The right to build is itself a product to sell, not an ideology
Conventional housing-policy frame treats zoning as a constraint on construction. Build new units and supply rises, thus so prices fall. The frame is correct but again a very incomplete and limited way of thinking. Legal entitlement to build is itself an asset whose value capitalizes into land prices the moment the entitlement changes, regardless of whether anyone builds anything.
Capozza and Helsley laid out the theory in two foundational papers. “The Fundamentals of Land Prices and Urban Growth” in the 1989 Journal of Urban Economics showed that in rapidly growing cities, the value of expected future rent increases (the growth premium,) can account for half of total land price. “The Stochastic City” added the option-value insight. Uncertainty about future rents imparts an option value to undeveloped land independent of any planned development. Glaeser and Gyourko’s “Zoning’s Steep Price” inverted this framing.
Gap between house prices and marginal construction costs is the zoning tax. It is the implicit price of the right to build that the regulatory system has confiscated. The zoning tax exceeded 50% of housing costs in San Francisco by the early 2000s, and Gyourko and Krimmel’s follow-up shows it is now moderate-to-high in nearly every American central city for which data exist.
This isn’t just a California thing. Greenaway-McGrevy and Phillips’s evaluation of Auckland’s 2016 Unitary Plan in Regional Science and Urban Economics in 2024 found land-price gradients shifting in upzoned versus non-upzoned areas consistent with a 23.7% increase in equilibrium floorspace, capitalized into land prices the moment the plan was announced. Cheung’s Urban Studies paper reconfirms this. Parcels where land dominated total value gained after upzoning, while parcels where the existing structure dominated lost relative price, because the new entitlement made redevelopment more likely.
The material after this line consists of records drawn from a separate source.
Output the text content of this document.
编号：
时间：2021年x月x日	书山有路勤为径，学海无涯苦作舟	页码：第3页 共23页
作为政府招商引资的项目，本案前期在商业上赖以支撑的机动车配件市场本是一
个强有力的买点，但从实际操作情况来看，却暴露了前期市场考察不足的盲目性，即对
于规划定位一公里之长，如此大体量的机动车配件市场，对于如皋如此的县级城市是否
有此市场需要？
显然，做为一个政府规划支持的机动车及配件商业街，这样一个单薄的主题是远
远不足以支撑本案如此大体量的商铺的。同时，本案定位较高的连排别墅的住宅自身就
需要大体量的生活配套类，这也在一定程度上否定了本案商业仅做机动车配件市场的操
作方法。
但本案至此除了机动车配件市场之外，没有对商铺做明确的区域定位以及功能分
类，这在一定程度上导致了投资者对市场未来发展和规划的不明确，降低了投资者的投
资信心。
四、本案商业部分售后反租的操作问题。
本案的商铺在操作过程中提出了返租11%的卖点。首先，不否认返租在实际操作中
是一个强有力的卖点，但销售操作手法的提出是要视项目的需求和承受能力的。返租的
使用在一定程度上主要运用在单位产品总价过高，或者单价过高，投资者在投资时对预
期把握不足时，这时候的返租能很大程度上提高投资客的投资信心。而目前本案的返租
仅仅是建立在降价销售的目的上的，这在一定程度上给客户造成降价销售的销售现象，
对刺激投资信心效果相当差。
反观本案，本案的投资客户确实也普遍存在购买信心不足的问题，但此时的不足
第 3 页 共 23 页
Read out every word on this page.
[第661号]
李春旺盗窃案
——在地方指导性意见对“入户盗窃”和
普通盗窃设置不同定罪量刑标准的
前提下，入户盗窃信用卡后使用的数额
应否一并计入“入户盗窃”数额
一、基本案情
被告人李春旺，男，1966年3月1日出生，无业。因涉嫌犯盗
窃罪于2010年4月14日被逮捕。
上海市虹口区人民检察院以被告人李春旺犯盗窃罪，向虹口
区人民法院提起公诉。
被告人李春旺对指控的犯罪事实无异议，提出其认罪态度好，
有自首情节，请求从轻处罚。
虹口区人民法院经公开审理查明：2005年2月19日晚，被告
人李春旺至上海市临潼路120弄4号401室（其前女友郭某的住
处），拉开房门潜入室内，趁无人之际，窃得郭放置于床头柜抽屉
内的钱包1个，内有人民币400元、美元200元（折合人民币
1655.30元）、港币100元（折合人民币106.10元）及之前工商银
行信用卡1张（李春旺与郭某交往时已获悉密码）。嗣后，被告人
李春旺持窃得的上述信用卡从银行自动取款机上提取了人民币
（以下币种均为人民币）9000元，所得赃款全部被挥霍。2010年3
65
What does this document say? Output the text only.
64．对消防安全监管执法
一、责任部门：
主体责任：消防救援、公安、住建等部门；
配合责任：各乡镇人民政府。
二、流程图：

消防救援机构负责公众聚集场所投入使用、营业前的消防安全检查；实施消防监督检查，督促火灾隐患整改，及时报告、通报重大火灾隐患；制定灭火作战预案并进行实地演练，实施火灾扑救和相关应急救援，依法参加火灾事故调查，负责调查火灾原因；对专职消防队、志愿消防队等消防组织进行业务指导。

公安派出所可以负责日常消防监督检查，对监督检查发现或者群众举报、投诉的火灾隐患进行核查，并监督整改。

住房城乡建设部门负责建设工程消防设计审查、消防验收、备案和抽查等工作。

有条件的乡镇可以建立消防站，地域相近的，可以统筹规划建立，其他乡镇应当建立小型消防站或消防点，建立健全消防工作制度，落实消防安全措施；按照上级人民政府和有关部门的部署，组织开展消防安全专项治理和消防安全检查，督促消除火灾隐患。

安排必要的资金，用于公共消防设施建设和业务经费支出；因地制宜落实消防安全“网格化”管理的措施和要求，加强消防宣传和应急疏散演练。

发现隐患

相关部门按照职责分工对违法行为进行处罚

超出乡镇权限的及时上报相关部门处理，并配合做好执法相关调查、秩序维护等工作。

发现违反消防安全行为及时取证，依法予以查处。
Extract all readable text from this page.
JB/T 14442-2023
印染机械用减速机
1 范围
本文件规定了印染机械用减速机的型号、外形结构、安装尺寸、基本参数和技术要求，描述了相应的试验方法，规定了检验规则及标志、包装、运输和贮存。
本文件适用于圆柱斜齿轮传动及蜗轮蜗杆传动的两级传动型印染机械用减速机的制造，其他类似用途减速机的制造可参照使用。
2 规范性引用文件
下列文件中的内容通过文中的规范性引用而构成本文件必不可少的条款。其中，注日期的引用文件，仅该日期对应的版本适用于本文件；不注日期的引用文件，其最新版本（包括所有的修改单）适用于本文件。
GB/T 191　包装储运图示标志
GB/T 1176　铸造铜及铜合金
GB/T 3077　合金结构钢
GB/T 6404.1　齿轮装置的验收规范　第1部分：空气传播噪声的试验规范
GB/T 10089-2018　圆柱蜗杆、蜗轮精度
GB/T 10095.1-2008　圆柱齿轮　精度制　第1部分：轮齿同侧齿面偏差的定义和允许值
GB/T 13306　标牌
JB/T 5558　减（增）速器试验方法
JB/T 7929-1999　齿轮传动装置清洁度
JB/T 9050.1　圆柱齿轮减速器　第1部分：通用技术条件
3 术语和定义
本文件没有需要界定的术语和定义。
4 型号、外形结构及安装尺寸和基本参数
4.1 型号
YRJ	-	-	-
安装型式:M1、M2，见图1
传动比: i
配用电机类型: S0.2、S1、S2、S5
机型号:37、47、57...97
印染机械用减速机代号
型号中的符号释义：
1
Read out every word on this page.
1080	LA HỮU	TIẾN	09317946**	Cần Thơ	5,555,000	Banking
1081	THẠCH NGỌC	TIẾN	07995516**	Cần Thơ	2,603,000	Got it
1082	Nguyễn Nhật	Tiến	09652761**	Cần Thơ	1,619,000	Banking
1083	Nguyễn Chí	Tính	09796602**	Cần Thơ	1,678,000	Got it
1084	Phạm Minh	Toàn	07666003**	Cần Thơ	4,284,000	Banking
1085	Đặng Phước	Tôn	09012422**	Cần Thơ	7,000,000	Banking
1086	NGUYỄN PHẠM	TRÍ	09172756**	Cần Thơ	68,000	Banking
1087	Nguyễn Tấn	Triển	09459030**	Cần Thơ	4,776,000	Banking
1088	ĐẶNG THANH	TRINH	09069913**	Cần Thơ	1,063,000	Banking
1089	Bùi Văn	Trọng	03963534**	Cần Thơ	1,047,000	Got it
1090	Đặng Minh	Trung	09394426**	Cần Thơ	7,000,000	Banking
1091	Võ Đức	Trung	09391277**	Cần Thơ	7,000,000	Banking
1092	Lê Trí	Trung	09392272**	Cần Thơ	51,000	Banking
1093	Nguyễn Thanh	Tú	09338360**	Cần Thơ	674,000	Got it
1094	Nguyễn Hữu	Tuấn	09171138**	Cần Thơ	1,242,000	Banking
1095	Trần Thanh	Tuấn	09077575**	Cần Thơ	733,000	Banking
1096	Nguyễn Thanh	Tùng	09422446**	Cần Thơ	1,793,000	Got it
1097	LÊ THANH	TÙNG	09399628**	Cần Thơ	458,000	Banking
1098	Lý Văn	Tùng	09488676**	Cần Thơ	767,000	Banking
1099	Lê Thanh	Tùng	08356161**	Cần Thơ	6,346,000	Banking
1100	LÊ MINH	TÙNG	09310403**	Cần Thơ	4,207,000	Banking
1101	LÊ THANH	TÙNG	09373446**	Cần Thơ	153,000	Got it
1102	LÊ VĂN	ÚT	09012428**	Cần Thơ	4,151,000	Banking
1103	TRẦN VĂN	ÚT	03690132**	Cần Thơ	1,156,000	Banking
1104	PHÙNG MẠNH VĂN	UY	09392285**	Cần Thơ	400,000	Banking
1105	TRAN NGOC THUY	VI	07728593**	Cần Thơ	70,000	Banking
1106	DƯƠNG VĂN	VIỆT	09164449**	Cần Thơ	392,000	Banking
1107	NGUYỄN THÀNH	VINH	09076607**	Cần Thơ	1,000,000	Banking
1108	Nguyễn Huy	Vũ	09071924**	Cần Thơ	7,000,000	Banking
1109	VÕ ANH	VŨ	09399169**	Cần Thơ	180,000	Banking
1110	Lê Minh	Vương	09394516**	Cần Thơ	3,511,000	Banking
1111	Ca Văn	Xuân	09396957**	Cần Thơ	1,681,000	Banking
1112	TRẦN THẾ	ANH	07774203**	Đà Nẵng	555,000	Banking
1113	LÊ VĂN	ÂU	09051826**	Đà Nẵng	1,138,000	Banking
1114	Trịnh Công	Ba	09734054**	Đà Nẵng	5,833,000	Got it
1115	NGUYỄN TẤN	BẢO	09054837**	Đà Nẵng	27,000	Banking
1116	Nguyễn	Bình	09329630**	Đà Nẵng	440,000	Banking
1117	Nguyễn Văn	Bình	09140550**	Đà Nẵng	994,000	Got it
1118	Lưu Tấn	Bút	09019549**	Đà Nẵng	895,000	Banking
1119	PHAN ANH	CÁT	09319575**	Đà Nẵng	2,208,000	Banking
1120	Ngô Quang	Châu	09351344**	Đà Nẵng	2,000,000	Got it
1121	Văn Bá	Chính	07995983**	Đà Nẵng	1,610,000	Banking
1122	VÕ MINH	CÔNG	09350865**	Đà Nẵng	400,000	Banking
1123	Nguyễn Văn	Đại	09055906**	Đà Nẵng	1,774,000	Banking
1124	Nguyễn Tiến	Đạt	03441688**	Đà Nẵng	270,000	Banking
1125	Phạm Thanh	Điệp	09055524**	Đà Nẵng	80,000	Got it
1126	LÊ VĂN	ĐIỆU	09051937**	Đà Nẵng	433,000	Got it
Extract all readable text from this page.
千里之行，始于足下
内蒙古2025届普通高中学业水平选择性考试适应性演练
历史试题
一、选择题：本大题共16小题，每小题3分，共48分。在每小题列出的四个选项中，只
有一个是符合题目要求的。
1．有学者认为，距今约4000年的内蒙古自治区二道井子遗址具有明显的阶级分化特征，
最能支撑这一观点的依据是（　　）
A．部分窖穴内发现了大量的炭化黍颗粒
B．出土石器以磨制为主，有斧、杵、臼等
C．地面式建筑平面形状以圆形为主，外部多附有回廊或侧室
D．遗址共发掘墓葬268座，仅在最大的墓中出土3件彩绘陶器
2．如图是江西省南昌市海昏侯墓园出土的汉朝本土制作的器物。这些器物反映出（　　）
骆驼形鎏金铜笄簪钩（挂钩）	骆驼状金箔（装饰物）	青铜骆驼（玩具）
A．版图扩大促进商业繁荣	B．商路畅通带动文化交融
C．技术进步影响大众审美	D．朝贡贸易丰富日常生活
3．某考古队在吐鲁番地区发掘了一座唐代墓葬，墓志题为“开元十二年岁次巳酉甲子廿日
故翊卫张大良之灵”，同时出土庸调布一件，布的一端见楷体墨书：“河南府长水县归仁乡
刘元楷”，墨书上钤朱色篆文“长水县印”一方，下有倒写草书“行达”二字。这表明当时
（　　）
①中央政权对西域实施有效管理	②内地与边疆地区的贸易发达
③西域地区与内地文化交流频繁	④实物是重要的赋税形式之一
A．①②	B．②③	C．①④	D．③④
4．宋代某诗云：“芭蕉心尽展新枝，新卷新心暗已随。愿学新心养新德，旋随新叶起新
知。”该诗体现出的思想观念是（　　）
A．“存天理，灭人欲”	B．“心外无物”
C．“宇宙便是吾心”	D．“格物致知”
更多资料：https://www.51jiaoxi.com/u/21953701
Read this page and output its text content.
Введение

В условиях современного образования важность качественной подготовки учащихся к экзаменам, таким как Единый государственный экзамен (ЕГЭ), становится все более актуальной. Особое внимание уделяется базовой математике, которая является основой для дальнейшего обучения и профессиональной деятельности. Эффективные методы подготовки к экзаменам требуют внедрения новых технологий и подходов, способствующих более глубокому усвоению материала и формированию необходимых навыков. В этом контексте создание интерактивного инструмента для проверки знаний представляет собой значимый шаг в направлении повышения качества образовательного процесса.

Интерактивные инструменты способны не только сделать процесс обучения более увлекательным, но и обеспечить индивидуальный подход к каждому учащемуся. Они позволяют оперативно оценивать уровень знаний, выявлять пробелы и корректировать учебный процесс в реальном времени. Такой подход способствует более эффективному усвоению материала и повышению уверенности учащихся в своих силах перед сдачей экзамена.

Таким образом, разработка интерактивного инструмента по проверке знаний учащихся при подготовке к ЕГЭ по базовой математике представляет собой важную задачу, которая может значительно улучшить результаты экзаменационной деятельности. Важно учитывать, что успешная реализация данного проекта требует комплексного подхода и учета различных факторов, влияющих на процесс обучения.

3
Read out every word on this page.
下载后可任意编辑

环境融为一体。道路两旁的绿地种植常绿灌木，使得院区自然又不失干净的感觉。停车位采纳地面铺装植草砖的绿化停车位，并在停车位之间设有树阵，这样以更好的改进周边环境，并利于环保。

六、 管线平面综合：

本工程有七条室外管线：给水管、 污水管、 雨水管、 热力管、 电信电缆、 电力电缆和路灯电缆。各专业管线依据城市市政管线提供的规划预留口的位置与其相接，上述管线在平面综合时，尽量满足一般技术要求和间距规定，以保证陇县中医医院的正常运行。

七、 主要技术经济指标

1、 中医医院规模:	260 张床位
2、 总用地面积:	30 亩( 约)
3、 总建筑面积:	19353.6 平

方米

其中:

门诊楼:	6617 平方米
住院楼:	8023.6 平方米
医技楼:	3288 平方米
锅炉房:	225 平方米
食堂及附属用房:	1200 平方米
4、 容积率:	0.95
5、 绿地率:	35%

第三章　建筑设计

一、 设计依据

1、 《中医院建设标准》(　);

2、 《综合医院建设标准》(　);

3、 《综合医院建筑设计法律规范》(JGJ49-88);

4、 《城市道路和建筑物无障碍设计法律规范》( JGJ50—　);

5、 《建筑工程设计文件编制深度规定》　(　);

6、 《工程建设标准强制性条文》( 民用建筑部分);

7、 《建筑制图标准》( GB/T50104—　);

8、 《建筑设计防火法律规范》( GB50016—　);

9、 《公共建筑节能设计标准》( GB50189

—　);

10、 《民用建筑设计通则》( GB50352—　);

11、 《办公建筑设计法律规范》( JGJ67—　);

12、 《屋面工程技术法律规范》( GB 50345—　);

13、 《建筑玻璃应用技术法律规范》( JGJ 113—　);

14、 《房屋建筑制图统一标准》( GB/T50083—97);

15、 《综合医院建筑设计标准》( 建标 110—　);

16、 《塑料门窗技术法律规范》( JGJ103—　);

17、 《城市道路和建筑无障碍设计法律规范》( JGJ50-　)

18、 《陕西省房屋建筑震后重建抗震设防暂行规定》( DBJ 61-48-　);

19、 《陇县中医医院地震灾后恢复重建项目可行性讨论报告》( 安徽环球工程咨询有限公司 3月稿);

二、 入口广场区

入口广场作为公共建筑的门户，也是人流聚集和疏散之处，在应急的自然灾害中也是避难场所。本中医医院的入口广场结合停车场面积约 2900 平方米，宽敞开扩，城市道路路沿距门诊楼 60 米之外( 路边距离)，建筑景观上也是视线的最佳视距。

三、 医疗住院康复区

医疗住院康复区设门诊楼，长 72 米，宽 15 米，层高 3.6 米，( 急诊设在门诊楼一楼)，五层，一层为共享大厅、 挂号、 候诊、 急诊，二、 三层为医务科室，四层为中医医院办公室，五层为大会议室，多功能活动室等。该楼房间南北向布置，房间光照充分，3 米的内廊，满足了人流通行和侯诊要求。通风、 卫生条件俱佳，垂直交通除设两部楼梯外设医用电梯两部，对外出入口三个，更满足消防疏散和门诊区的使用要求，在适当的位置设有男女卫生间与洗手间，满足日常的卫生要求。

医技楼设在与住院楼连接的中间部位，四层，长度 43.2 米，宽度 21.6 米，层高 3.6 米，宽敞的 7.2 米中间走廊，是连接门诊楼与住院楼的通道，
We see this with California’s accessory dwelling unit reforms. Beginning with AB 2299 and SB 1069 in 2016, California systematically stripped local barriers to ADU construction on single-family parcels. The FHFA’s tracking of Enterprise-backed appraisals shows the share of California appraisals with an ADU rose from 1.8% in 2016 to 3.0% in 2023. Industry appraisal data shows ADU-equipped properties trading at 25-50% premiums to comparable non-ADU homes, with Los Angeles markets reaching 58%. UCLA’s Lewis Center has an ongoing parcel-level analysis explicitly designed to “isolate the impacts of ADU legalization (i.e., the option value created for existing parcels) on land values.” Every single-family lot in California gained the right to host a second dwelling unit and that right capitalized into land values before most owners exercised it.
São Paulo is another example. The city’s Certificates of Additional Construction Potential (CEPACs) are tradeable bonds granting the holder the right to build above the baseline floor-area ratio in designated zones. Between 2004 and 2009, São Paulo raised approximately $812 million by auctioning CEPACs. It’s not a policy I would prefer, but push comes to shove, development rights became a financial instrument with a quoted market price if we have to.
“Zoning reform produces new housing” is true and slow. “Zoning reform unlocks value already in your land but legally suppressed” is also true and fast. Value is a very subjective thing. It could show up in the comparable sales the week the plan is gazetted. It could show up in the fact that building an ADU will let the homeowner bring in their aging parents or just to rent out. That is a proposition you sell to a landowner, and there are many others. The affordability case turns on what happens next.
Yes, building more lowers prices
The NIMBY counter-argument arrives in two reliable examples.
The first is the denial of supply on prices aka supply skepticism. It is the claim that building more housing just attracts more demand, so prices won’t fall. Most YIMBYs are familiar with this.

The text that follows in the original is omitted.